If I die, please delete the word file entitled "Rainy Day"
Woke up with puke in my bed and my pockets full of Tootsie Rolls.
Jealous.
You drunk dialed me talking about the stages of mitosis. There is no way you didn't ace your bio final
Man, only now that I'm single is it painfully obvious that I have zero booty calls in waiting. This could be a cold winter
I'm really really gonna try not to at least one night. The 4 day thanksgiving bender almost killed me last year
whenever he tweets that he wants to get blackout it's like a neon sign for "i want to bang you tonight"
you closed your eyes and pointed to a cupboard..there was vodka on the top shelf. your sixth sense is amazing. plus, we convinced the foreign kid you're a booze whisperer
We both got free alcohol and got laid by foreign men last night.
I'm not going out again for the rest of my life. I can't top this.
Right now I'm in a club where they are passing out glow in the dark dildos by the dozen. I don't think my life will ever get weirder than it is at this moment.

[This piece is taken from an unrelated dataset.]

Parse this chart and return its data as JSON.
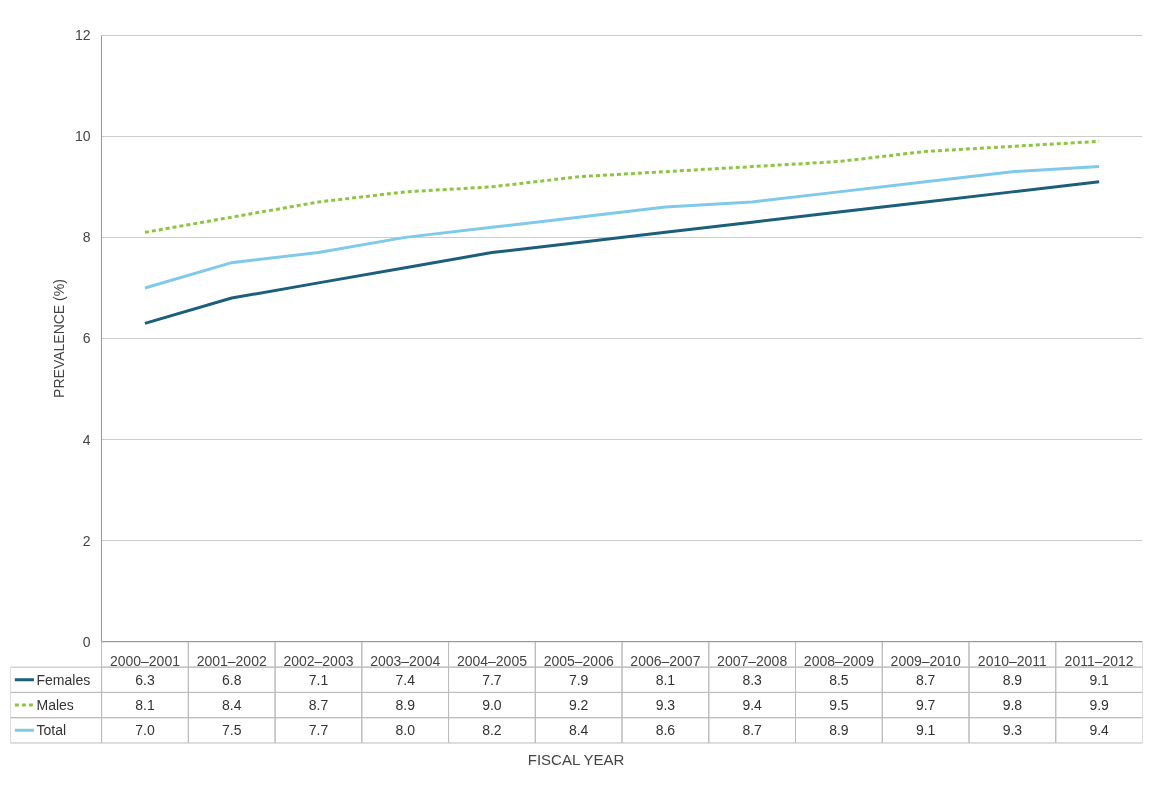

He's standing in the corner rubbing his nipples and reflecting on poor life choices
We have hung out 5 times and only had sex 3 of those times. I'd call that friendship
Something must have happened, they started yelling truffle butter and you said we needed to leave NOW
The man who almost made us Eskimo sisters is getting married. Of course I'll be your date. We need to toast the end of his sex life!
I only wore my thong with cheeseburgers on it because I thought we'd have sex. So I basically wasted my best thong for nothing.
And I think she just drunkenly ordered an ipad. she said it was so pretty she couldn't keep it "locked up" because an ipad has to be let free.